With the market remaining over the 2695 support on the S&P 500 (SPX), we have traced out an expanded 4th wave flat in wave iv, and today provided us with the continuation for wave v. So, in the micro structure, 2710-13 is now micro upper support. A pullback to that support can still represent a micro 4th wave in the wave v up here, which means we will need to break that support to begin suggesting this wave v has completed its structure.
Again, the market has been quite stretched to the upside, and even with these extensions, the market still counts best as completing 3 waves up off the December lows.
The question then becomes how deep the next pullback will take us. Ideally, the pullback should be taking us to levels below 2600 SPX if this is indeed an [a] wave rally. Therefore, we now need to see the SPX break below the 2710 level for an initial signal that this rally has culminated, with follow through below 2695 providing strong confirmation that we have begun the [b] wave pullback.
However, if the market is unable to break below 2600 SPX in the coming week or two, and then can rally to levels at least in the 2745 SPX region, then I would consider that 5 waves up off the December lows, and would have to consider the potential that all of wave 4 is done (as my alternative count), as I have discussed in the prior updates.
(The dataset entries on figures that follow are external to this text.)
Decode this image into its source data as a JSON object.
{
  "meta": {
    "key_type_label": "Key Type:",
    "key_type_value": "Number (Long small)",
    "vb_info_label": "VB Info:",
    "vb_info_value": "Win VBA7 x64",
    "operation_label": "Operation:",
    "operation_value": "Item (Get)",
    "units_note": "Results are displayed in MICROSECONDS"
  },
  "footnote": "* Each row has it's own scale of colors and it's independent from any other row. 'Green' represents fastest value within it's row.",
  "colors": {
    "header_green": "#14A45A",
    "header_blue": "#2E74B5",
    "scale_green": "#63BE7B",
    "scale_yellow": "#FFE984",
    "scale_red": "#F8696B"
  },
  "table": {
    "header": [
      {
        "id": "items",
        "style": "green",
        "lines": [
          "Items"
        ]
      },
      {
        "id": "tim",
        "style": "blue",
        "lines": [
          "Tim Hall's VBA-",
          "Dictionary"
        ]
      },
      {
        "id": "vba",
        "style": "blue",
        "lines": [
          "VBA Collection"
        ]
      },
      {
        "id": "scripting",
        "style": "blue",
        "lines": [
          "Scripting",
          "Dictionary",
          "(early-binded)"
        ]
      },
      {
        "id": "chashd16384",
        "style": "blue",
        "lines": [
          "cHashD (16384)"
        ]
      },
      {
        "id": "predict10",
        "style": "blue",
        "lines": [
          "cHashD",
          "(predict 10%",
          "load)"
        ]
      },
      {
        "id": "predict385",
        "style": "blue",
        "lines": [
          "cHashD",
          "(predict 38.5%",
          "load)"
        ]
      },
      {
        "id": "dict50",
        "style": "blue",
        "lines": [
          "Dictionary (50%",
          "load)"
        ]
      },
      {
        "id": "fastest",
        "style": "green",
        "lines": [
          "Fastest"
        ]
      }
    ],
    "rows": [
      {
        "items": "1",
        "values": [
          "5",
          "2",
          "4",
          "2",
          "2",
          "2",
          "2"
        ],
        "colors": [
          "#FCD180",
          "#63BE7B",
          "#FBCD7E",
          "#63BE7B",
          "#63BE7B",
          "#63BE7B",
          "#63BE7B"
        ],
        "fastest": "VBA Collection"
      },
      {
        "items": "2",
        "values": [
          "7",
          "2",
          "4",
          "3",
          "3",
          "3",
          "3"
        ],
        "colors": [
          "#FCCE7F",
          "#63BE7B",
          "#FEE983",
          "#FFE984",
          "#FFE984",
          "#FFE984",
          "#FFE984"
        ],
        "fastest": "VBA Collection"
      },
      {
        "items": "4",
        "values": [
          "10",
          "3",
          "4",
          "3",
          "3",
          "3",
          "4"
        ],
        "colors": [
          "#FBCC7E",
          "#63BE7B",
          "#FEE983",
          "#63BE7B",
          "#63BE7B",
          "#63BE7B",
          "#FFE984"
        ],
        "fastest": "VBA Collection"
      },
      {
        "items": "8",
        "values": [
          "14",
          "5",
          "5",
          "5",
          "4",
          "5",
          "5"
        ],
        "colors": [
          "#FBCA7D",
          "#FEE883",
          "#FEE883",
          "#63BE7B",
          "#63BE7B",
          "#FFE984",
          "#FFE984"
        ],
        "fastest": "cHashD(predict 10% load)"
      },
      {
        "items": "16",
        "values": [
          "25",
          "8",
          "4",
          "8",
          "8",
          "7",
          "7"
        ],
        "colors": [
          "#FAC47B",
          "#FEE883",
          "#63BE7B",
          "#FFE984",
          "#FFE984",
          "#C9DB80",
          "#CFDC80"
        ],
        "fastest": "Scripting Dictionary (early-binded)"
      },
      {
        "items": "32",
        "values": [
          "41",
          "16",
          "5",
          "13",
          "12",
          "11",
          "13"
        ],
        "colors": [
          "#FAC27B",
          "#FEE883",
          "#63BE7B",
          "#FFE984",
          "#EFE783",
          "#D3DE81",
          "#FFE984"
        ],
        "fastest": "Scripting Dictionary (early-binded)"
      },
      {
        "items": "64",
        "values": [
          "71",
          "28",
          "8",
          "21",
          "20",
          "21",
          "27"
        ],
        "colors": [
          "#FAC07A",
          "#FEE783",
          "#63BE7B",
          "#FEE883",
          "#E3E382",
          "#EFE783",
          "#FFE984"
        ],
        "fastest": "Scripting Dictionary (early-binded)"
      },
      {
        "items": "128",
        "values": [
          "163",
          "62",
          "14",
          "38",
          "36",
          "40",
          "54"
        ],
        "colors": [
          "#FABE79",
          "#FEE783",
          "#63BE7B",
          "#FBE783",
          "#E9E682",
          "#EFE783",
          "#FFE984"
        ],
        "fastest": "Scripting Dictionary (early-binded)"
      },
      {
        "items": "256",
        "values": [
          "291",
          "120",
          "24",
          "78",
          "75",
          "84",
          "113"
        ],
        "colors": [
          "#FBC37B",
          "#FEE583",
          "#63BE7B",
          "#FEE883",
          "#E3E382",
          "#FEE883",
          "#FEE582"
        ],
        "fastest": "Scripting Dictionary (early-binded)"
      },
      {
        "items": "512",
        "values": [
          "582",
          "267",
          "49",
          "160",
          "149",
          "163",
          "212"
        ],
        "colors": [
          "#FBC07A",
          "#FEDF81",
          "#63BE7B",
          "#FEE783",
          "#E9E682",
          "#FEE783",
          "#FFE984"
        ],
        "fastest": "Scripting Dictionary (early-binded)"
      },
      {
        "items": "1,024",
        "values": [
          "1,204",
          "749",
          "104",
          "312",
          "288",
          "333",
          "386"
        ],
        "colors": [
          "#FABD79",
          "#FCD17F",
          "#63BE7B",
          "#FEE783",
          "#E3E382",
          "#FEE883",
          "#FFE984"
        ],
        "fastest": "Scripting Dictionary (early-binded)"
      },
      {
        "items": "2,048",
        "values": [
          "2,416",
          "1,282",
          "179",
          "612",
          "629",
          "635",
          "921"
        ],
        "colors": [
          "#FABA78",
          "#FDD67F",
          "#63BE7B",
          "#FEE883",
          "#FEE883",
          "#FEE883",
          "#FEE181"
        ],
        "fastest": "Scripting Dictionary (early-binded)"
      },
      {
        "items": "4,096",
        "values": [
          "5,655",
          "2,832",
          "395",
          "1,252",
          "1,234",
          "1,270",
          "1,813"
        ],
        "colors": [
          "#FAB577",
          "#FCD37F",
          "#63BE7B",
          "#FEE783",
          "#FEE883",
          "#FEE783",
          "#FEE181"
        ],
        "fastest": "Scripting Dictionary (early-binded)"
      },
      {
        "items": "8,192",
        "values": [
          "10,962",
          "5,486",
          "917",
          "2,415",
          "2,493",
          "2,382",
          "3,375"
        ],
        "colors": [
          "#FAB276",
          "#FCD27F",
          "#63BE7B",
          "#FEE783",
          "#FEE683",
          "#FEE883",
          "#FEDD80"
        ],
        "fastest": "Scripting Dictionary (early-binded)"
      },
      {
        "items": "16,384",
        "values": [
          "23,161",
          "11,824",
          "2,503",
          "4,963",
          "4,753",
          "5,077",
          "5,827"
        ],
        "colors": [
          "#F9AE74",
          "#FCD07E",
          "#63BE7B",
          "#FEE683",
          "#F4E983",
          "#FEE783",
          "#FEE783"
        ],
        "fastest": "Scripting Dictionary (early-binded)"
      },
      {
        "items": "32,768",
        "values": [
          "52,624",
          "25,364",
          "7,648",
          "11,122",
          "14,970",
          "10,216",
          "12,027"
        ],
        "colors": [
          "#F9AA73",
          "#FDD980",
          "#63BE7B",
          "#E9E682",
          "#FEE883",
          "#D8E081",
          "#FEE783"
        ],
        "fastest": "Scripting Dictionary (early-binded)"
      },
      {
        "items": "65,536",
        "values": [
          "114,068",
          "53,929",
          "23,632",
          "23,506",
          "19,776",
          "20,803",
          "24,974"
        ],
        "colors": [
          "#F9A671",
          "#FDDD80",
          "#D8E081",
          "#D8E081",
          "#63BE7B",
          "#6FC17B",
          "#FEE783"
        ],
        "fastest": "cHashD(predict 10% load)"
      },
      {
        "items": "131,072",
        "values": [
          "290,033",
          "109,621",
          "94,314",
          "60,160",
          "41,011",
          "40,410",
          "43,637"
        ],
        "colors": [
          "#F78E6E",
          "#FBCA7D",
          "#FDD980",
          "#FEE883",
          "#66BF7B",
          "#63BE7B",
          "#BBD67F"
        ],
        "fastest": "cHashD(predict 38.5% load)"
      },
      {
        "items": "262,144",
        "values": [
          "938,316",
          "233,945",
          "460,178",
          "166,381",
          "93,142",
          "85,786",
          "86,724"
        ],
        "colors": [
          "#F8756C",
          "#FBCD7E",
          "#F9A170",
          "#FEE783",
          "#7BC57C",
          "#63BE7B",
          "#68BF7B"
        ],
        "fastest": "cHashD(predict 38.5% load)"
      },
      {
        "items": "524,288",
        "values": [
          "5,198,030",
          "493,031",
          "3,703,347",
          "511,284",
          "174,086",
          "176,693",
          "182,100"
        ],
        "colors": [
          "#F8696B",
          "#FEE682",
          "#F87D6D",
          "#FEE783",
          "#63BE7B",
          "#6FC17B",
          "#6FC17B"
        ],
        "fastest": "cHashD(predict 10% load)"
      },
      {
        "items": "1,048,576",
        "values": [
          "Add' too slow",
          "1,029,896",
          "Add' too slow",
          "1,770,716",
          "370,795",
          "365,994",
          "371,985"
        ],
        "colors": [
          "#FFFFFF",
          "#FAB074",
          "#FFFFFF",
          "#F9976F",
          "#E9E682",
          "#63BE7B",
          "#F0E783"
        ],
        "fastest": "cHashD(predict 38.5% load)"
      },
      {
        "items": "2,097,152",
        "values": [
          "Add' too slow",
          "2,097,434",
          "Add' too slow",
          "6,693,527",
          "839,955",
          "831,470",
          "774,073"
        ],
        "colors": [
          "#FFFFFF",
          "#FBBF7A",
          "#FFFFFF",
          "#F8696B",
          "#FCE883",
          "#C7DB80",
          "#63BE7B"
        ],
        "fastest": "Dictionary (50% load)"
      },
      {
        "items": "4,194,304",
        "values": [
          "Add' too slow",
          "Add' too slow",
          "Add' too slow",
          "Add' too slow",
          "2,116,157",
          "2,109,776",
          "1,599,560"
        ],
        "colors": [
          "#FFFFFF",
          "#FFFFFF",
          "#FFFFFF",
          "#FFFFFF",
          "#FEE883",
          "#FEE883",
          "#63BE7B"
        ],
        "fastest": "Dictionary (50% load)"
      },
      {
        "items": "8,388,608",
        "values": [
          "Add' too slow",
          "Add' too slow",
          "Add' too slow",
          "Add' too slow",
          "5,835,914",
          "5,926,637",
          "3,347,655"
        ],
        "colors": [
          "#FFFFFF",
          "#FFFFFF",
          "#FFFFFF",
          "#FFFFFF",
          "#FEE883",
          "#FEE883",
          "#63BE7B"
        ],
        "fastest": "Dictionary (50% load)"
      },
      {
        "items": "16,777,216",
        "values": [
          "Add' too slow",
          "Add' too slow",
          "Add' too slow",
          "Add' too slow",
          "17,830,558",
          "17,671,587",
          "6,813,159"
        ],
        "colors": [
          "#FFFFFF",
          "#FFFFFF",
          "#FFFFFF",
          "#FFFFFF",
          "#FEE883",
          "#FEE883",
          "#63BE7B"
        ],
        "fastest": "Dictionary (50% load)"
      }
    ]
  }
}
But, until such time, I have no reason to strongly consider wave 4 as having completed. And, even in this more immediate bullish case, the wave 2 retrace will still take us back down into the 2500-2600 region before the market begins its 5th wave to 3400+ in earnest.
But, again, that is simply an alternative, as the primary count still has us looking for the top to this [a] wave imminently, despite how extended it has now become. Either way, the next bigger pullback is going to likely be a buying opportunity for a rally of at least 350 points in the [c] wave scenario, and as much as 1000 points in the more bullish alternative. For now, my expectations remain with the a-b-c structure.